Eddie Gardner, who began flying the mail in 1918, had been nicknamed "Turkey Bird" by fellow pilots who thought his wobbly takeoffs resembled a turkey trying to fly. Somewhat insulted, Gardner insisted on shortening the name to "Turk Bird," which he considered more acceptable. He had already logged over 1,400 hours of flight time and was working as a senior flight instructor for the Army when Gardner was asked to join the newly-formed Air Mail Service.
Before taking to the air, Eddie Gardner spent several years working as a chauffeur and mechanic in Chicago, Illinois. He had a love of auto racing, and in 1910 he purchased a sporty National Motor Vehicle Company racing car from Benjamin Lipsner (who, as the first superintendent of the Air Mail Service, hired Gardner as an airmail pilot).

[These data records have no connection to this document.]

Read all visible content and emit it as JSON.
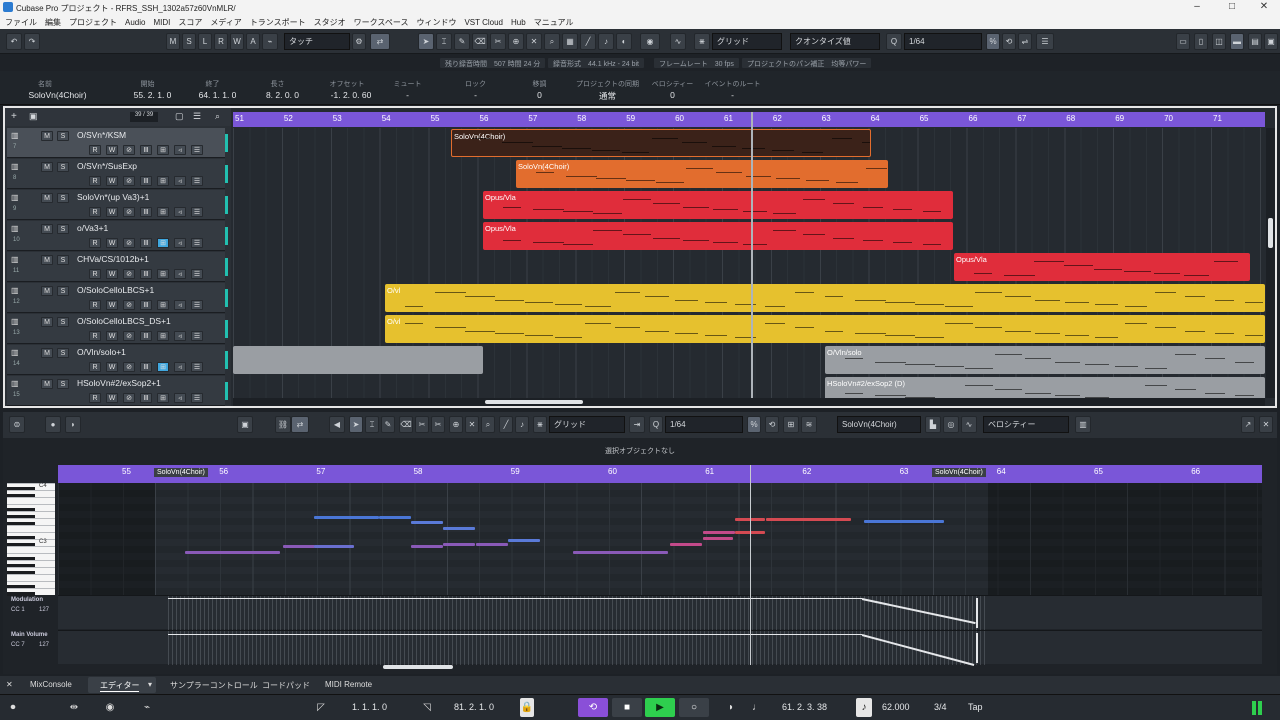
{
  "window": {
    "title": "Cubase Pro プロジェクト - RFRS_SSH_1302a57z60VnMLR/",
    "minimize": "–",
    "maximize": "□",
    "close": "✕"
  },
  "menu": [
    "ファイル",
    "編集",
    "プロジェクト",
    "Audio",
    "MIDI",
    "スコア",
    "メディア",
    "トランスポート",
    "スタジオ",
    "ワークスペース",
    "ウィンドウ",
    "VST Cloud",
    "Hub",
    "マニュアル"
  ],
  "toolbar": {
    "m": "M",
    "s": "S",
    "l": "L",
    "r": "R",
    "w": "W",
    "a": "A",
    "automation_mode": "タッチ",
    "grid_type": "グリッド",
    "quantize_type": "クオンタイズ値",
    "quantize_value": "1/64"
  },
  "status": [
    "残り録音時間　507 時間 24 分",
    "録音形式　44.1 kHz - 24 bit",
    "フレームレート　30 fps",
    "プロジェクトのパン補正　均等パワー"
  ],
  "info_line": {
    "headers": [
      "名前",
      "開始",
      "終了",
      "長さ",
      "オフセット",
      "ミュート",
      "ロック",
      "移調",
      "プロジェクトの同期",
      "ベロシティー",
      "イベントのルート"
    ],
    "values": [
      "SoloVn(4Choir)",
      "55. 2. 1.  0",
      "64. 1. 1.  0",
      "8. 2. 0.  0",
      "-1. 2. 0. 60",
      "-",
      "-",
      "0",
      "通常",
      "0",
      "-"
    ]
  },
  "tracklist": {
    "count": "39 / 39"
  },
  "tracks": [
    {
      "num": "7",
      "name": "O/SVn*/KSM"
    },
    {
      "num": "8",
      "name": "O/SVn*/SusExp"
    },
    {
      "num": "9",
      "name": "SoloVn*(up Va3)+1"
    },
    {
      "num": "10",
      "name": "o/Va3+1"
    },
    {
      "num": "11",
      "name": "CHVa/CS/1012b+1"
    },
    {
      "num": "12",
      "name": "O/SoloCelloLBCS+1"
    },
    {
      "num": "13",
      "name": "O/SoloCelloLBCS_DS+1"
    },
    {
      "num": "14",
      "name": "O/Vln/solo+1"
    },
    {
      "num": "15",
      "name": "HSoloVn#2/exSop2+1"
    }
  ],
  "ruler_bars": [
    "51",
    "52",
    "53",
    "54",
    "55",
    "56",
    "57",
    "58",
    "59",
    "60",
    "61",
    "62",
    "63",
    "64",
    "65",
    "66",
    "67",
    "68",
    "69",
    "70",
    "71"
  ],
  "parts": [
    {
      "label": "SoloVn(4Choir)",
      "color": "#3b2219"
    },
    {
      "label": "SoloVn(4Choir)",
      "color": "#e26d2e"
    },
    {
      "label": "Opus/Vla",
      "color": "#e02d3b"
    },
    {
      "label": "Opus/Vla",
      "color": "#e02d3b"
    },
    {
      "label": "Opus/Vla",
      "color": "#e02d3b"
    },
    {
      "label": "O/vl",
      "color": "#e6c12e"
    },
    {
      "label": "O/vl",
      "color": "#e6c12e"
    },
    {
      "label": "O/Vln/solo",
      "color": "#9a9ea3"
    },
    {
      "label": "HSoloVn#2/exSop2 (D)",
      "color": "#9a9ea3"
    }
  ],
  "editor": {
    "grid_type": "グリッド",
    "quantize_value": "1/64",
    "part_name": "SoloVn(4Choir)",
    "ctrl_lane": "ベロシティー",
    "no_selection": "選択オブジェクトなし",
    "ruler_bars": [
      "55",
      "56",
      "57",
      "58",
      "59",
      "60",
      "61",
      "62",
      "63",
      "64",
      "65",
      "66"
    ],
    "part_start_label": "SoloVn(4Choir)",
    "part_end_label": "SoloVn(4Choir)",
    "piano_labels": [
      "C4",
      "C3"
    ],
    "cc_lanes": [
      {
        "name": "Modulation",
        "cc": "CC 1",
        "max": "127"
      },
      {
        "name": "Main Volume",
        "cc": "CC 7",
        "max": "127"
      }
    ]
  },
  "tabs": [
    "MixConsole",
    "エディター",
    "サンプラーコントロール",
    "コードパッド",
    "MIDI Remote"
  ],
  "transport": {
    "left_locator": "1. 1. 1.  0",
    "right_locator": "81. 2. 1.  0",
    "position": "61. 2. 3. 38",
    "tempo": "62.000",
    "signature": "3/4",
    "tap": "Tap"
  }
}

On May 15, 1919, Eddie Gardner, who had made the only moderately successful Chicago - New York trip during the path-finding tests, took off from Cleveland with the west-bound mail, landing in Chicago three hours and 50 minutes later. Having survived his years in the airmail service, Eddie Gardner died on May 6, 1921 while stunt flying at a Kansas county fair.

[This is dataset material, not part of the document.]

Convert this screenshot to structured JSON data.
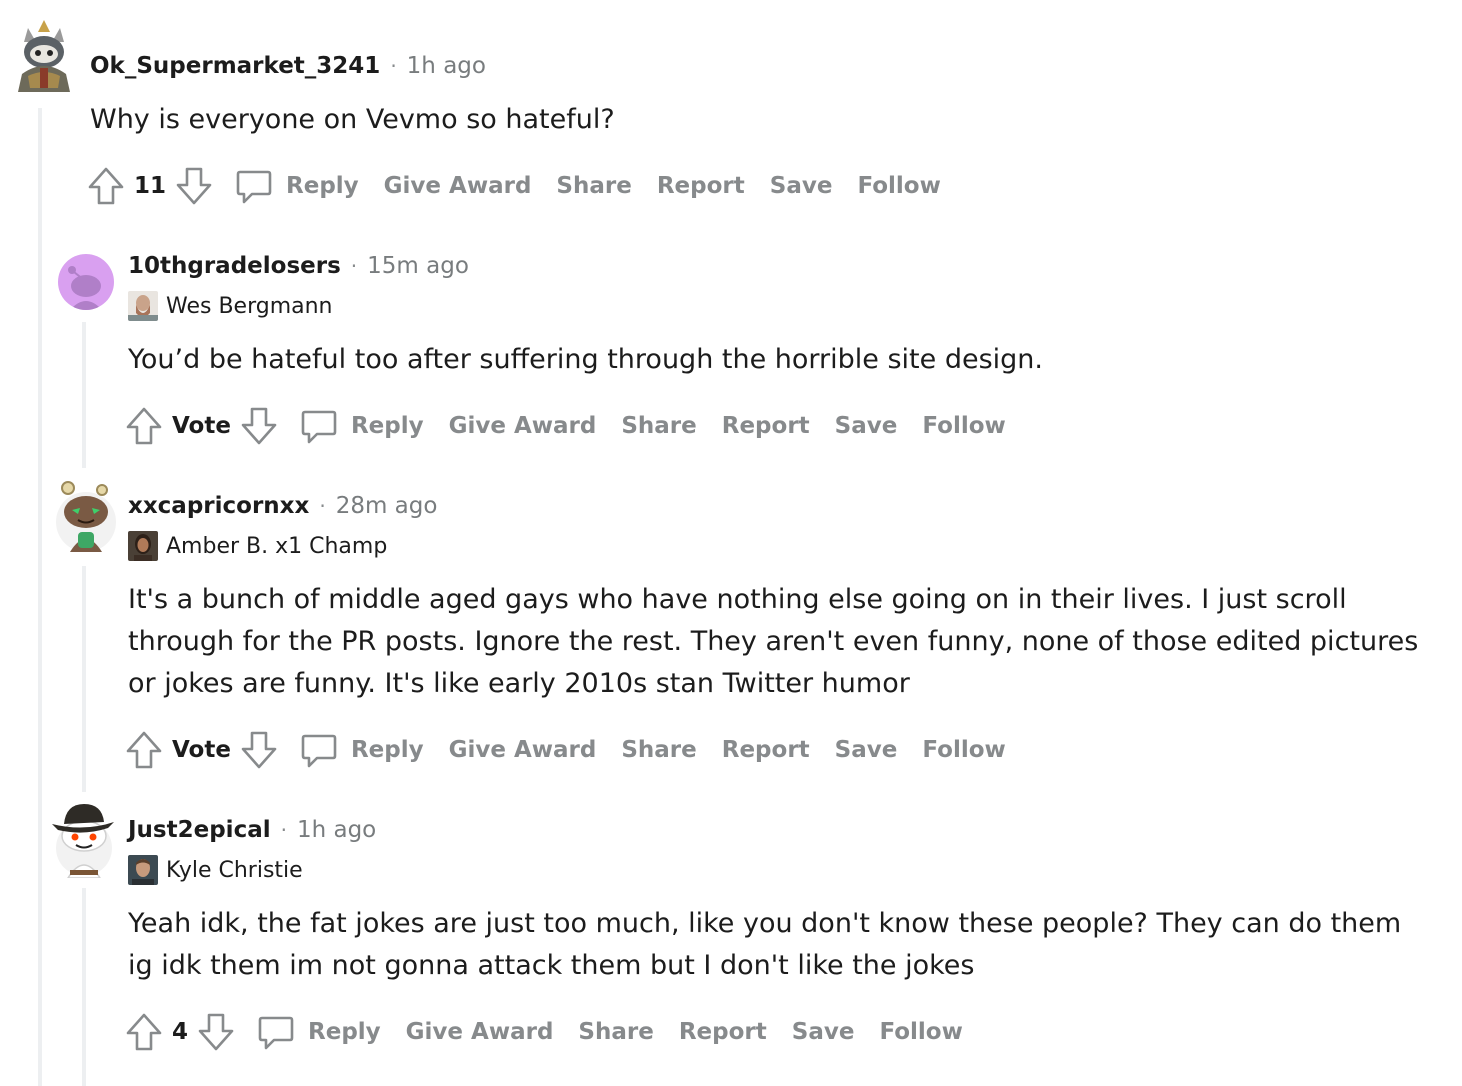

Eddie Gardner sitting on his aircraft, airmail pilot and good friend Robert Shank is standing to the right. The pair posed with their mechanics at the College Park, Maryland airport in August 1918.
Gardner standing next to a Curtiss Jenny JN-4B at the College Park, Maryland airport.
Telegram from 2 nd Assistant Postmaster General Otto Praeger congratulations Gardner on his historic 1918 flight from Chicago to New York.